Money talks and it speaks English
With an accent from Wall Street
Empty of meaning giant tyrant
god-like puppet with clay feet.
Not only those at the top suffer this illusion. The problem is precisely that the majority of the population carry the same Myth and so they are likely to elect people who promise them wealth, shooting themselves in the foot for not realising they are lying. We have seen time and again the most draconian austerity governments being put into power by the poorest of the population. We would call them the populist right but without the Myth of Money people would be able to look elsewhere.
Not everyone gets hypnotised and this is the great thing about humans, no matter how monolithic and pervasive a belief system there are always people who find themselves wondering about the alternatives. Because Intentionality builds an understanding of the world out of many bits of information, many experiences. And these dissidents from the mainstream (often considered crackpots or misfits, certainly people who don’t fit in) become the kernel of new alternative proposals, as we see today in those who reject both neoliberalism and the growing fascism, promoting instead compassion and solidarity not only in interpersonal relationships but as a system in itself.
How such system could look like? Instead of money being the only reward for work, a Universal Basic Income could deal with all the needs of the population so that they can choose what to do freely and with gusto. Instead of the only measure of a person’s worth, people would be appreciated for their creativity, joint work, contribution to common projects, research into the great unknowns of human existence for which there is not time now, busy as we are with paying the mortgage. Instead of the only indicator of how the country is doing, there are already those who are proposing to replace the GDP with a measure of the well being of the population. Instead of the only thing that can build up self-esteem it is well known that this is strongest when people feel well integrated and cared for by their community and when communication highlights the virtues of individuals rather than being mostly critical. Also, in a world where competition is replaced by cooperation there is no need to prove who can make more money. And bring on the machines to do the mindless heavy work!
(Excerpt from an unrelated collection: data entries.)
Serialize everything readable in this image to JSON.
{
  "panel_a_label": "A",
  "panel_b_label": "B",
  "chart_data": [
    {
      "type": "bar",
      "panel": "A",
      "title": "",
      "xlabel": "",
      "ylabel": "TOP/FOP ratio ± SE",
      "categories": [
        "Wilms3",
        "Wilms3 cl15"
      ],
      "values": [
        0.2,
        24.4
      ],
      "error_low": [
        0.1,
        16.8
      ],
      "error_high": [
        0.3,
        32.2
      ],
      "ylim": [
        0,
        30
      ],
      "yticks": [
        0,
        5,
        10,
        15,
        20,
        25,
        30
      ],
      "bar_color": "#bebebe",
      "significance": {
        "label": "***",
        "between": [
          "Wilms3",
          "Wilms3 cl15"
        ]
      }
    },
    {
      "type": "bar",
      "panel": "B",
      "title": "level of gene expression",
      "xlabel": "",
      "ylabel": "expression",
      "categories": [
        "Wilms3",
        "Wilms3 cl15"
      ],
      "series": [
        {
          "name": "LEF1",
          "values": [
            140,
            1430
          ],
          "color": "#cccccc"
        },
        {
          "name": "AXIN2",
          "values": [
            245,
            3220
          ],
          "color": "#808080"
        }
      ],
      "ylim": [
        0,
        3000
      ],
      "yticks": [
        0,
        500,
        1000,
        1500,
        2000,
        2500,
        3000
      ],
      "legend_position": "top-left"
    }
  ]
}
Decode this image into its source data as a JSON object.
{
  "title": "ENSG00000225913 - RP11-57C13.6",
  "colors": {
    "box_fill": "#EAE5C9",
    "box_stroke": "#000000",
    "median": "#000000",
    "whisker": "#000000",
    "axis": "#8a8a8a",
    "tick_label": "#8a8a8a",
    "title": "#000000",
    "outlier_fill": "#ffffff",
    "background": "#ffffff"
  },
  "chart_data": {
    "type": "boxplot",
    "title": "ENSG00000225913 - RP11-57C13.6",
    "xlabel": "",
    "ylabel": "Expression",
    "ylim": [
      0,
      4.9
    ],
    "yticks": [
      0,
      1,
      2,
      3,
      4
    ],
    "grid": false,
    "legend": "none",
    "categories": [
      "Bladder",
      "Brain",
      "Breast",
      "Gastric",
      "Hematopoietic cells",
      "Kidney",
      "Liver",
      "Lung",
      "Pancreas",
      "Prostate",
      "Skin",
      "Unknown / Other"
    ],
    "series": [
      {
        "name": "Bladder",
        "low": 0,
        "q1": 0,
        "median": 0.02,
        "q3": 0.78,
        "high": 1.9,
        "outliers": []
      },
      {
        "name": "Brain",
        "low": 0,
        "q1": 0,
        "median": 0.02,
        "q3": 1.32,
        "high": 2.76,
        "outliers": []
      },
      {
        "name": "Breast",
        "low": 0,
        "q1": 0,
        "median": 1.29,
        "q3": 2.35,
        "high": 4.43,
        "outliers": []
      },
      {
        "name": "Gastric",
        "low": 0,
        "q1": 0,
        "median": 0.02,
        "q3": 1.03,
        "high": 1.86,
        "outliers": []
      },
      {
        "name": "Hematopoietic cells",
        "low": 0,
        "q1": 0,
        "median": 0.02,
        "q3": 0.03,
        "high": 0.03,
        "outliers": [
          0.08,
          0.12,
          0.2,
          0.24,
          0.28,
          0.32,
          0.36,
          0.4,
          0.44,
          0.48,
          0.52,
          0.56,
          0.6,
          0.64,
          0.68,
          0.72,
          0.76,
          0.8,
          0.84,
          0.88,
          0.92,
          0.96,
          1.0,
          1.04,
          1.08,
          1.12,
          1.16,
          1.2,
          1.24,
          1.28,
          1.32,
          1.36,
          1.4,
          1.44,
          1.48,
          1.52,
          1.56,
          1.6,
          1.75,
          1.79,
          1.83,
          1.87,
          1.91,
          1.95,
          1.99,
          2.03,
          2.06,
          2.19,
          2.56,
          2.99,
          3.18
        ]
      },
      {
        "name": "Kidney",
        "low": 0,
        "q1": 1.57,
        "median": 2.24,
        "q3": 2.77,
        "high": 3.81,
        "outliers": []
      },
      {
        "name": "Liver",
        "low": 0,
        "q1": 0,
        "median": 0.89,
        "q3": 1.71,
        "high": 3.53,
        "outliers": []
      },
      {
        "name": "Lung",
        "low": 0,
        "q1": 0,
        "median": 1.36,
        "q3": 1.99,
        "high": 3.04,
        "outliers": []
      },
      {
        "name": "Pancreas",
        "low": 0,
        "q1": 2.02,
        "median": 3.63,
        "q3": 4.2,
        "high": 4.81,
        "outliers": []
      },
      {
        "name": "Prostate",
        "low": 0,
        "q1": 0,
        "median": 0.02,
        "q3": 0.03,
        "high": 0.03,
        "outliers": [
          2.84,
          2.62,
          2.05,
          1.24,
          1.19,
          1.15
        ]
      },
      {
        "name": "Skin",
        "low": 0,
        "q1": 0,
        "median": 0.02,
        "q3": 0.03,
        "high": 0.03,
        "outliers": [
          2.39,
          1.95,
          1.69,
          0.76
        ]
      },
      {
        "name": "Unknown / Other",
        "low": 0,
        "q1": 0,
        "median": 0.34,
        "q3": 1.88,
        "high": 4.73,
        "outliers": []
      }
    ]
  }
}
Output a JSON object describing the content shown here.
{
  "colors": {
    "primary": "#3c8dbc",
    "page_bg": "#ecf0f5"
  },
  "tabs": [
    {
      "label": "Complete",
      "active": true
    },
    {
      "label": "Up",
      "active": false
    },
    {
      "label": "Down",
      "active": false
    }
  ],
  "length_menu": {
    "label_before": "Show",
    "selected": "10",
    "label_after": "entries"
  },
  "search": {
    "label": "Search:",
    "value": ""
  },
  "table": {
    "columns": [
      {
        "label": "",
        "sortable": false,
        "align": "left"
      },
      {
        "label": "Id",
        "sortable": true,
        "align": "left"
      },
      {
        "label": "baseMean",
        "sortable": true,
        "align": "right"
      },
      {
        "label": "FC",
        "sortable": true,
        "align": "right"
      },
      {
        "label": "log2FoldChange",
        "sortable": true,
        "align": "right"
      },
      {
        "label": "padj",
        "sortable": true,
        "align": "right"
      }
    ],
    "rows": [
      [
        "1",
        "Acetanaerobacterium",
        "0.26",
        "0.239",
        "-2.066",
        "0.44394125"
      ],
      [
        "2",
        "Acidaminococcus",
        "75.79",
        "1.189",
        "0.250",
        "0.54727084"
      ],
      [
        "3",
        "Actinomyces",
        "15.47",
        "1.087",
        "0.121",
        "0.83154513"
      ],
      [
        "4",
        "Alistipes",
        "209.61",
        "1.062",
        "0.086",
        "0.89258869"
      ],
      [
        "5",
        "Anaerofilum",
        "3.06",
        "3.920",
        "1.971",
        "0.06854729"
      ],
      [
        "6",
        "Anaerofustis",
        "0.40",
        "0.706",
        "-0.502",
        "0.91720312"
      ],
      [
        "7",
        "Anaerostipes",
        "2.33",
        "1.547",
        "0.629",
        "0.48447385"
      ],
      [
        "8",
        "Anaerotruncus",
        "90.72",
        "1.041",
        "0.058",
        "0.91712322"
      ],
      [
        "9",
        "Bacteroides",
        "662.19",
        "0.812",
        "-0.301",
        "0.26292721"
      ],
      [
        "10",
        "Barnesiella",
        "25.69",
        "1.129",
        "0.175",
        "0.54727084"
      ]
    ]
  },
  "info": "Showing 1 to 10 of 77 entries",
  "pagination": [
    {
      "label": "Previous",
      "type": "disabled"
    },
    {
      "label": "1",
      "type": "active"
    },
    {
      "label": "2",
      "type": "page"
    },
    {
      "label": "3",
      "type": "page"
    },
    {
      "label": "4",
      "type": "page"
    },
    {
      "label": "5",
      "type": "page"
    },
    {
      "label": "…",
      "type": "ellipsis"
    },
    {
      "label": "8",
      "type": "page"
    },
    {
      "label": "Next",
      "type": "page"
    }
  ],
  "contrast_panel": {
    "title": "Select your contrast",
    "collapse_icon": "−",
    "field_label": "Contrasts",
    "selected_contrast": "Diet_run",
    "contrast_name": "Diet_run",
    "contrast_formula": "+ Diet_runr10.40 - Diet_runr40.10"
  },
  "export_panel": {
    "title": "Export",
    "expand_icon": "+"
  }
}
But extricating oneself from such a strong and almost universal belief in Money might not be so easy for everyone. As George Monbiot says in his TED talk, the story, the narrative (the Myth) has to be replaced by a new one. So, what can we believe in that will be the launchpad for a new state of affaires that respond to the real needs of humanity?
This is the time Revolution of Consciousness, when people are learning to discover the amazing hidden treasures that dwell in the profound spaces of their own minds. Through various forms of meditation, through different practices, through the awareness that treating others as we would like to be treated gives us inner unity and a sense of growth, through creating new ways to build up Commons, through participating in the great inspiration of young social movements, through rejecting mechanical responses and choosing intentional ones that open the future, the new story, the new narrative is coming alive. It is the great awakening of the human being, conscious of their experiences and the effects of those experiences on their whole being.
A new humanism is being born out of the power of simultaneous transformation of individuals and society, at the core of the methodology of Active Nonviolence.
It is easy to get distracted by the antics of the “psychopathic” politicians, after all they create huge smokescreens with bizarre declarations and actions that keep the corporate media well fed with unsettling “news”, lest people manage a glimpse of what is really going on.
But those who enthusiastically and joyfully accept the undertaking of awakening themselves in the company of others doing the same will no longer be diverted from the path towards a new and humanised world.